Hillary Defends Possible Straw Donor Cash With Disingenuous Straw Man Argument
Judging by Hillary’s refusal to return the hundreds of thousands in Hsu-tainted funds that she raked in through her Senate campaign and HillPAC, and now her insistence that she’ll keep (and keep on keeping) the questionably princely sums that are pouring out of low income, possibly non-existent Chinatown residents, one has to presume that she’s decided the scandal has finally hit that magical Clintonian critical complexity, beyond which neither the public’s attention span nor the media’s already mild appetite for Democrat-damaging stories will hold her to any kind of reasonable standard of conduct.
She took advantage of the controversy’s complexity this weekend in a defiant speech that addressed not the impropriety of keeping questionable funds, without so much of a second look even after serious questions were raised about the legality of those contributions, but the non-issue of the propriety of accepting donations from first-generation Americans.
A defiant Sen. Hillary Rodham Clinton says she has no intention of curtailing her fundraising in the Chinese community despite reports that she accepted cash from dozens of questionable donors in Chinatown earlier this year.
…
“I represent New York and New York is a symbol of the success of immigrants coming to America,” the senator told reporters Saturday after addressing supporters at the Oak Park Elementary School in Des Moines.“I am pleased to have a lot of first-generation American support as well as people who have been longtime involved in the political process … I’m going to keep reaching out to everybody in our country. I want to be a president to everybody.”
Earlier this year, Clinton returned about $7,000 of about $380,000 raised during a fundraiser that targeted donors from China’s east coast after campaign officials raised red flags about the donors. It’s not clear whether other refunds will be issued.
It’s a good try. And possibly shrewd, in a wholly deceitful way. Hillary’s disingneuous straw man argument may work if people are losing enough of the plot to swallow the idea that what she’s being assailed for is accepting donations from hard-working immigrants. That, she can spin into an "I’ll champion the underdogs, no matter how much they the establishment tries to stop me!" cry. But of course that’s not what’s at issue.
As with the Norman Hsu scandal (which I suspect can be tied to the Chinatown situation at some level), the problem here is one of significant irregularities among Clinton’s donors, specifically an apparent financial inability of many of the tightly clustered contributors to afford such largesse. In the Hsu case, the tainted funds came from two sources - alleged straw donors who were reimbursed by Hsu and investors in the New York and Orange County investment funds who were pressured by Hsu to contribute to Clinton in order to participate in what they thought were legitimate business deals.

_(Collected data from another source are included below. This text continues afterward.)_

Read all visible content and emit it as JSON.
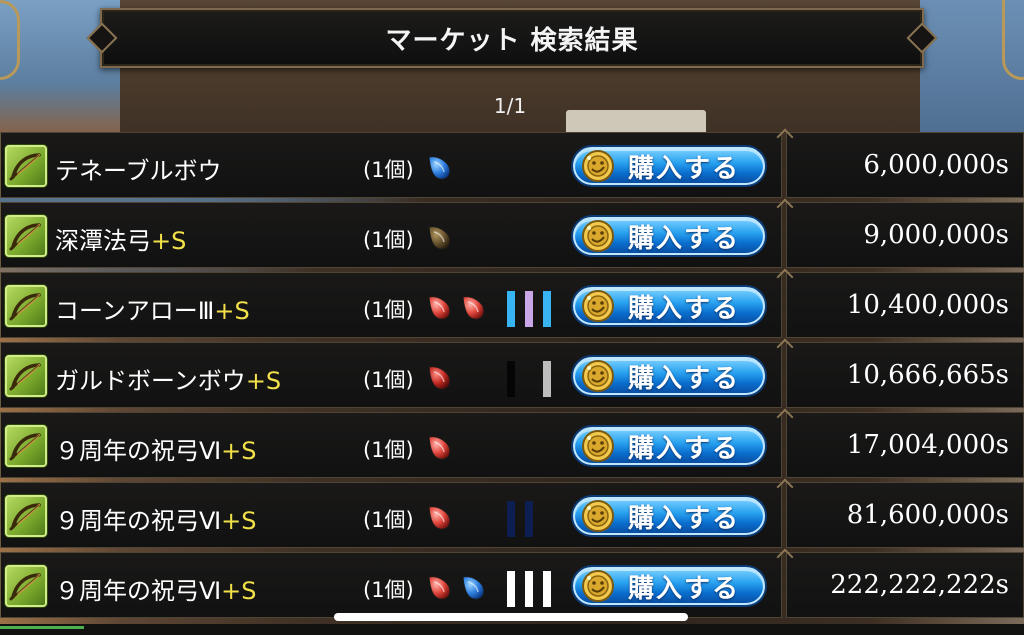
{
  "title": "マーケット 検索結果",
  "page": "1/1",
  "buy_label": "購入する",
  "qty_suffix": "s",
  "rows": [
    {
      "name": "テネーブルボウ",
      "plus": "",
      "qty": "(1個)",
      "gems": [
        "blue"
      ],
      "stripes": [],
      "price": "6,000,000s"
    },
    {
      "name": "深潭法弓",
      "plus": "+S",
      "qty": "(1個)",
      "gems": [
        "brown"
      ],
      "stripes": [],
      "price": "9,000,000s"
    },
    {
      "name": "コーンアローⅢ",
      "plus": "+S",
      "qty": "(1個)",
      "gems": [
        "red",
        "red"
      ],
      "stripes": [
        "#39b4f2",
        "#c9a6e8",
        "#39b4f2"
      ],
      "price": "10,400,000s"
    },
    {
      "name": "ガルドボーンボウ",
      "plus": "+S",
      "qty": "(1個)",
      "gems": [
        "red-dark"
      ],
      "stripes": [
        "#050505",
        "",
        "#bdbdbd"
      ],
      "price": "10,666,665s"
    },
    {
      "name": "９周年の祝弓Ⅵ",
      "plus": "+S",
      "qty": "(1個)",
      "gems": [
        "red"
      ],
      "stripes": [],
      "price": "17,004,000s"
    },
    {
      "name": "９周年の祝弓Ⅵ",
      "plus": "+S",
      "qty": "(1個)",
      "gems": [
        "red"
      ],
      "stripes": [
        "#0d1f52",
        "#0d1f52"
      ],
      "price": "81,600,000s"
    },
    {
      "name": "９周年の祝弓Ⅵ",
      "plus": "+S",
      "qty": "(1個)",
      "gems": [
        "red",
        "blue"
      ],
      "stripes": [
        "#ffffff",
        "#ffffff",
        "#ffffff"
      ],
      "price": "222,222,222s"
    }
  ],
  "colors": {
    "gem_blue": "#3a8fe8",
    "gem_red": "#d8403a",
    "gem_brown": "#6a5530",
    "button_blue": "#1f8ee6",
    "plus_yellow": "#f3e14a",
    "icon_green": "#8cbf3a"
  },
  "icons": {
    "item": "bow-icon",
    "coin": "gold-coin-icon"
  }
}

The specifics of the peculiar Chinatown donations have yet to come into focus, but based on the L.A. Times’ investigation and follow-up by the New York Post, the contributors in question either cannot be found (sometimes because their addresses don’t exist), hold minimum wage jobs that typically wouldn’t support 4-figure political contributions, are not registered to vote, and/or specifically admitted they had been reimbursed for their donations.
The Chinatown cluster involves some 150 donors, suggesting it represents a sophisticated, large-scale, coordinated effort to circumvent federal election laws. As in the Hsu case, the implications here are severe enough to warrant a more mature response from the Clinton campaign than a dishonest dismissal of the problem as one of ethnic intolerance.
"We do not ethnically profile donors," growled [campaign spokesman] Howard Wolfson. "Asian-Americans in Chinatown and Flushing have the same right to contribute as every other American."
Agreed. Just as they’re subject to the same prohibitions from violating election laws as every other American.
If, as appears to be the case, Hillary has made the decision to bank on the scandal’s complexity to save her not only from having to answer for these ubiquitous irregularities, but even from having to return the tainted funds, she may be in for a surprise. The public’s Clinton scandal stamina may not have improved, but as the sordid details and immense scope of Hillary’s fundraising problems continue to unfold, more and more mainstream media outlets are taking an interest.
Surely, she could wriggle out of almost any underlying impropriety, but overt denials, dismissals, and failures to address the irregularities as they splash across the front pages (i.e. precisely what we’re seeing now in the Chinatown brush-off and the sloppy and incomplete Hsu refunds) may make for a stickier mess.
Hillary says she wants to be "President to everybody." She can start by showing everybody that she’s dependable and conscientious enough to deal responsibly with serious issues when they present themselves, not sweep them under the rug or shrug them off as the product of the prejudices of others.